Con dimensiones de un pie de ancho por cien de largo [continúa Carlinksy] la mayoría de estas rebanadas parecen no servir para otra cosa que tender ropa en línea recta o almacenar espaguetis, pero a veces hay gente que tiene buenas razones para querer una parcela en particular y hacen que los precios de la subasta lleguen a los cientos de dólares, con la esperanza de revender el terreno a algún vecino y obtener una ganancia. El precio base, sin embargo, es de 25 dólares.

Más adelante, Carlinsky nombra a uno de los compradores, quien asistió a la subasta del 5 de octubre y planeaba volver a la del martes 16:

Gordon Matta-Clark, un artista de 28 años del SoHo, salió con cinco pedazos de Nueva York —cuatro en Queens y uno en Staten Island—, todos por menos de 100 dólares. “Obtuve más de lo que esperaba y por eso estoy muy contento”, dijo el señor Matta-Clark, quien pretende usar las propiedades en obras de arte que creará en los próximos meses. Las obras tendrán tres partes: un documento escrito sobre el pedazo de terreno, incluidas las dimensiones exactas y su localización, y quizá una lista de las plantas que crecen en el sitio; una fotografía a escala real del lugar; y el sitio mismo.
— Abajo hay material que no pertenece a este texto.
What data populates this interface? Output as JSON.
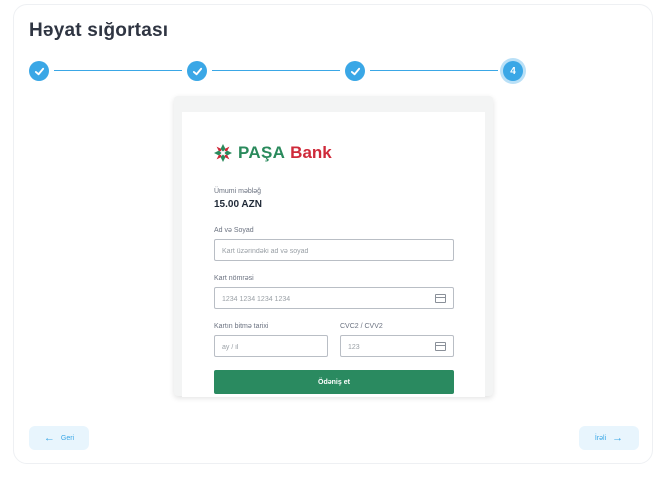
{
  "page": {
    "title": "Həyat sığortası"
  },
  "stepper": {
    "current_step": "4",
    "total_steps": 4,
    "completed_steps": 3,
    "accent_color": "#3aa7e6"
  },
  "payment": {
    "bank": {
      "name_part1": "PAŞA",
      "name_part2": "Bank",
      "brand_green": "#2a8a5c",
      "brand_red": "#cf2a3a"
    },
    "amount_label": "Ümumi məbləğ",
    "amount_value": "15.00 AZN",
    "name_label": "Ad və Soyad",
    "name_placeholder": "Kart üzərindəki ad və soyad",
    "card_label": "Kart nömrəsi",
    "card_placeholder": "1234 1234 1234 1234",
    "expiry_label": "Kartın bitmə tarixi",
    "expiry_placeholder": "ay / il",
    "cvc_label": "CVC2 / CVV2",
    "cvc_placeholder": "123",
    "pay_button": "Ödəniş et",
    "pay_button_color": "#2a8a60"
  },
  "nav": {
    "back_label": "Geri",
    "next_label": "İrəli"
  }
}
Las dos primeras partes se expondrán en una galería, y los coleccionistas podrán comprarlas. “Tuve que comprar lotes pequeños porque son manejables: puedo colgar fotografías de ellos en la galería”, explicó el artista. “Tengo una pieza que mide 1 pie por 95 pies de largo. La fotografía medirá lo mismo. Estará colgada en una pared larga.”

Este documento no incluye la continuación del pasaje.